When Patty considered this question, all she could see was the great emptiness of her life, the emptiness of her nest, the pointlessness of her existence now that the kids had flown. The sherry had made her sad. “Why don’t you sing me a song while I get dinner on the table. Will you do that?”
“I don’t know,” Richard said. “Feels a little weird.”
“Why?”
“I don’t know. Just feels weird.”
“You’re a singer. That’s what you do. You sing.”
“I guess I’ve never had the sense that you particularly like what I sing.”
“Sing me ‘Dark Side of the Bar.’ I love that song.”
He sighed and bowed his head and crossed his arms and seemed to fall asleep.
“What?” she said.
“I think I’m going to leave tomorrow, if that’s all right with you.”
“OK.”
“There’s not more than two days’ work left.

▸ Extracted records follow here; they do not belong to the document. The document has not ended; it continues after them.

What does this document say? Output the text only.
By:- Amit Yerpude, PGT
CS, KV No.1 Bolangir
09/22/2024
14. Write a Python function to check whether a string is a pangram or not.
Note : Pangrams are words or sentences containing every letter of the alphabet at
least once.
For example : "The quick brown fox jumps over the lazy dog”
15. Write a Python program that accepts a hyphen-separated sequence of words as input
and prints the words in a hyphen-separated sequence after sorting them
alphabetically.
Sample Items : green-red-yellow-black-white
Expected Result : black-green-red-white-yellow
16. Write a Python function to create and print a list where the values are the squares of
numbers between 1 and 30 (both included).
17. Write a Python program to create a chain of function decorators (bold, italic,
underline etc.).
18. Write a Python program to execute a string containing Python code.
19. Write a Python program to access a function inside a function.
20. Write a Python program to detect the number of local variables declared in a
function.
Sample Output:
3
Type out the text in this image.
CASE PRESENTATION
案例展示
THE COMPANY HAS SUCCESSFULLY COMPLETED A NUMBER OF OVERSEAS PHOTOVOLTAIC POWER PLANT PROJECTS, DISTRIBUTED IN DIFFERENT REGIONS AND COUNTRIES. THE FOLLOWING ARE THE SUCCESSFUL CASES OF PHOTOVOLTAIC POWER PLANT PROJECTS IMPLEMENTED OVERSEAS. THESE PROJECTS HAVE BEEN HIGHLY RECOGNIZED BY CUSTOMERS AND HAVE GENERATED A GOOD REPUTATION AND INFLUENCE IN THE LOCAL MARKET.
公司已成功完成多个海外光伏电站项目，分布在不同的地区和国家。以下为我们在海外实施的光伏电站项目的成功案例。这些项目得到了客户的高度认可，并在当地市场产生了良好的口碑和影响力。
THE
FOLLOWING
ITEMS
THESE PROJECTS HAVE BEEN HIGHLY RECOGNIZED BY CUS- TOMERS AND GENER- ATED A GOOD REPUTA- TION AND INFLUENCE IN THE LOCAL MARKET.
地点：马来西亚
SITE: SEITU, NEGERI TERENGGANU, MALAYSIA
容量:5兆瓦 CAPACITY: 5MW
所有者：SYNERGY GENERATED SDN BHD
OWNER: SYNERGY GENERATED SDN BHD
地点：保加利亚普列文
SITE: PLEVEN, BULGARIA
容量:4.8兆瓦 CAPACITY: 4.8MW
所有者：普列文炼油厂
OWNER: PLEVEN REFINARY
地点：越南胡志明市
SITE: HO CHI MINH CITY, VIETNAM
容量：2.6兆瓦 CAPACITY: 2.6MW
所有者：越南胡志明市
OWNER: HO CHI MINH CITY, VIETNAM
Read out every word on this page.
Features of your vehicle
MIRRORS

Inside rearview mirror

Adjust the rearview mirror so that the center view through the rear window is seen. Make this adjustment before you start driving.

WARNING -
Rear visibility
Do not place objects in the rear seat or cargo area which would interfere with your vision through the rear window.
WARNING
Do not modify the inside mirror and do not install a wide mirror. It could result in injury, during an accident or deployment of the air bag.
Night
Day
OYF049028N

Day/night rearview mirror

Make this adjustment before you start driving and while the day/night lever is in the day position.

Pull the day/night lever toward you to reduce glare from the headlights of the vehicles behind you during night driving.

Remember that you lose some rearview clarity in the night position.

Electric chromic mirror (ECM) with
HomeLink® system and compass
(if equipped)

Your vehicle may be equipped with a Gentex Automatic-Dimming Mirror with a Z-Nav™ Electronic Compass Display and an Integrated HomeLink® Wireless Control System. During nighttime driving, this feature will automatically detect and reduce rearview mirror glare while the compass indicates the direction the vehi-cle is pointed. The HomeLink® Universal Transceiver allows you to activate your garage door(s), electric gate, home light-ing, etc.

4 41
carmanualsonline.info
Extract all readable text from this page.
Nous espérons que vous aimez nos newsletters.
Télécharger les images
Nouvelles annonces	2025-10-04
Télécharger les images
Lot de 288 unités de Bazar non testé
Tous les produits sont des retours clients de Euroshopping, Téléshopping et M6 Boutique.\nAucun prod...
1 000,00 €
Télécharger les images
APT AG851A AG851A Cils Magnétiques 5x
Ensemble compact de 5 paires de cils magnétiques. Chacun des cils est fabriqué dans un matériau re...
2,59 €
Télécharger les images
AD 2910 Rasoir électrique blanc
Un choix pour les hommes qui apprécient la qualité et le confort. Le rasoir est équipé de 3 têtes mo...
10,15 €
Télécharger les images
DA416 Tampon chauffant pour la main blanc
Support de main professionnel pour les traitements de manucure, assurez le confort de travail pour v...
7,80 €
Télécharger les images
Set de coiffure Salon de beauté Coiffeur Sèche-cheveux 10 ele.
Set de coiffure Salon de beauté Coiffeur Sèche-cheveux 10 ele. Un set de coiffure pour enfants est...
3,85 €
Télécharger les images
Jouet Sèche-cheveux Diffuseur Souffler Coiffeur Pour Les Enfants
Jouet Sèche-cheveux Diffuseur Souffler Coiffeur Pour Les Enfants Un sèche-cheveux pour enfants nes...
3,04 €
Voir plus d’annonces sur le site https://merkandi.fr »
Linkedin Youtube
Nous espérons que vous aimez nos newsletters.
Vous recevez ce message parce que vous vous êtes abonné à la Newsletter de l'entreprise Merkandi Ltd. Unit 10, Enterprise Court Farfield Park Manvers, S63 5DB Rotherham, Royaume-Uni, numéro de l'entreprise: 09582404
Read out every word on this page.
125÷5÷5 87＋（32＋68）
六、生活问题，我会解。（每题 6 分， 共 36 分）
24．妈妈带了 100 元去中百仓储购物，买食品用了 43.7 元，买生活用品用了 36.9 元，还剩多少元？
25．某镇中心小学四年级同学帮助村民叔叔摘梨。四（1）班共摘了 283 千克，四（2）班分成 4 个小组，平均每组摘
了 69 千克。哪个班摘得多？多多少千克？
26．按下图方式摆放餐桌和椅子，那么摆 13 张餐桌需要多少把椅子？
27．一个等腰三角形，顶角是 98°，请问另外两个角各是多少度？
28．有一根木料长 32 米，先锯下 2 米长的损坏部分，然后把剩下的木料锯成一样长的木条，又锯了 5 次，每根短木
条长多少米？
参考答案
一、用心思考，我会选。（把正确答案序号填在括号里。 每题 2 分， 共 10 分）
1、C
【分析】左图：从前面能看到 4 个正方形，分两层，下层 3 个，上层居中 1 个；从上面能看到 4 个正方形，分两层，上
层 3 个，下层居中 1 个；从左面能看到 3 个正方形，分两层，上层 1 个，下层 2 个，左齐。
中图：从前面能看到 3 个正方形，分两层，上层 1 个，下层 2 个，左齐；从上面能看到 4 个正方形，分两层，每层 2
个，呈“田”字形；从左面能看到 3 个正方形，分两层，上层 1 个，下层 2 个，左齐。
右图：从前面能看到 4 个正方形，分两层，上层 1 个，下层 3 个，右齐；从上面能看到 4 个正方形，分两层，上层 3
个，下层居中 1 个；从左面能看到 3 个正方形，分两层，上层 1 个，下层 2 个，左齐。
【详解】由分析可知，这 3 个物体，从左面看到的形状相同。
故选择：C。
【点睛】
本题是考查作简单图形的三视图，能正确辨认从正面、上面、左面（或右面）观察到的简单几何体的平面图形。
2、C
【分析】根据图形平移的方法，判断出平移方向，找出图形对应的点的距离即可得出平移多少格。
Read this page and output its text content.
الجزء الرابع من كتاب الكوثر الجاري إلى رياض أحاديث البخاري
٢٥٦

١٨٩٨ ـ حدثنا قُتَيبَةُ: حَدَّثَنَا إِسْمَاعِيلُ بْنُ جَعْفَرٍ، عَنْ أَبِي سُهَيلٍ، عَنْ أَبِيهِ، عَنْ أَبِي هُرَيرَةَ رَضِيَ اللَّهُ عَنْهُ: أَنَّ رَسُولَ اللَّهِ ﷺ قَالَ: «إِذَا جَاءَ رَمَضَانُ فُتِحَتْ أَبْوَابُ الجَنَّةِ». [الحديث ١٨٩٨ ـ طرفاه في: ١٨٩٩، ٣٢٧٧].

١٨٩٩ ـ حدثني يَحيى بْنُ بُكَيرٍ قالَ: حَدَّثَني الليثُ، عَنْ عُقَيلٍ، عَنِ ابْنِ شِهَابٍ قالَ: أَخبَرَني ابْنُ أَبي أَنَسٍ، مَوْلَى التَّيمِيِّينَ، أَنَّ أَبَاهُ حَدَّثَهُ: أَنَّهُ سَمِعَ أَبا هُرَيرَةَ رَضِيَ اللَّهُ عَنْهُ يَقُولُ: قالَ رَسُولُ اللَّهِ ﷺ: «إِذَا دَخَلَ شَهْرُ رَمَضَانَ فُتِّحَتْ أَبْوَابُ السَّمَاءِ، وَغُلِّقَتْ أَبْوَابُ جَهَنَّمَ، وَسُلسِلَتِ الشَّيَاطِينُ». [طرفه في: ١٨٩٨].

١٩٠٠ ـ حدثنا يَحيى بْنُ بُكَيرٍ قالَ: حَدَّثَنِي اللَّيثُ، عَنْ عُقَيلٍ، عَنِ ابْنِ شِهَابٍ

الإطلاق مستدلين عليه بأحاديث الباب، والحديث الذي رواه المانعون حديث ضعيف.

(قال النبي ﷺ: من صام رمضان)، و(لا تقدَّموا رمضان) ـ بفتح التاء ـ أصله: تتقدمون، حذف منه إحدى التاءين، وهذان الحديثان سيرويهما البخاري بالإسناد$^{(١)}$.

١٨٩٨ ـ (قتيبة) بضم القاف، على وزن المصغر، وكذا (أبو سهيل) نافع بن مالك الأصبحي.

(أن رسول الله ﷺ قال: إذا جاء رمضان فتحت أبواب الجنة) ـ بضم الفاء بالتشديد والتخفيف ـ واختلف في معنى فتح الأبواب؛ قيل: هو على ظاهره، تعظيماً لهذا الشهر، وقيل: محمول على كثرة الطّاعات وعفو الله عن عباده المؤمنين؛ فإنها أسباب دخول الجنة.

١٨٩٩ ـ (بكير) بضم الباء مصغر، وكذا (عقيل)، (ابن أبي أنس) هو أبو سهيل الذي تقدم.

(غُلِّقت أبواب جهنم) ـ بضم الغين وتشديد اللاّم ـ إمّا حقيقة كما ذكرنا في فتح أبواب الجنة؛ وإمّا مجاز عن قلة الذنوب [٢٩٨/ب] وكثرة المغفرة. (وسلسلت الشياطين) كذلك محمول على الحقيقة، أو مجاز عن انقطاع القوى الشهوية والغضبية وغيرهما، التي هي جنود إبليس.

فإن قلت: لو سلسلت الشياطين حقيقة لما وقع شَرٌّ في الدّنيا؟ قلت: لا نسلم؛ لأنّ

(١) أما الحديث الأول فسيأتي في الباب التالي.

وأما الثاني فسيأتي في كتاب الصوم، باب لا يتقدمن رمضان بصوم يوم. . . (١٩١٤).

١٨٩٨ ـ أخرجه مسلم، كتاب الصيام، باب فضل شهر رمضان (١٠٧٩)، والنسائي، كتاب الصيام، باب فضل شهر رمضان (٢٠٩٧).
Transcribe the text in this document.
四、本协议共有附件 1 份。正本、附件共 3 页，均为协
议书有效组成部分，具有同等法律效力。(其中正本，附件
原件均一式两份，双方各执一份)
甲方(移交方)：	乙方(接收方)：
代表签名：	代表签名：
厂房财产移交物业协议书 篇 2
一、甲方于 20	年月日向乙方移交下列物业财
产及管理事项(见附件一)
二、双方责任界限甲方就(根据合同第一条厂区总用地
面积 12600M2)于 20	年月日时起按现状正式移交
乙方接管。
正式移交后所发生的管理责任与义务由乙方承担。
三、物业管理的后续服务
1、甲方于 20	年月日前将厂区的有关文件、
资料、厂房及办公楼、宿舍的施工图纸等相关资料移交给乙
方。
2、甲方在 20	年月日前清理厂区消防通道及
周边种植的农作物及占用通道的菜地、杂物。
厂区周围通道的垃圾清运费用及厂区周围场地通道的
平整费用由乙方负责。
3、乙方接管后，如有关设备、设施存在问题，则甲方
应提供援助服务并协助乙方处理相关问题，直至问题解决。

The deck’s already usable as is.”
“OK.” She stood up and put the sherry glass in the sink. “Can I ask why, though? I mean, it’s really nice having you here.”
“It’s just better if I go.”
“OK. Whatever’s best. I think it’s another ten minutes with the chicken, if you want to set the table for us.”
He didn’t stir from the table.
“Molly wrote that song,” he said, after a while. “I really had no business recording it. It was a very schmucky thing of me to do. Deliberate, calculated schmuckiness on my part.”
“It’s really sad and pretty. What were you supposed to do? Not use it?”
“Basically, yeah. Not use it. That would have been the nice thing.”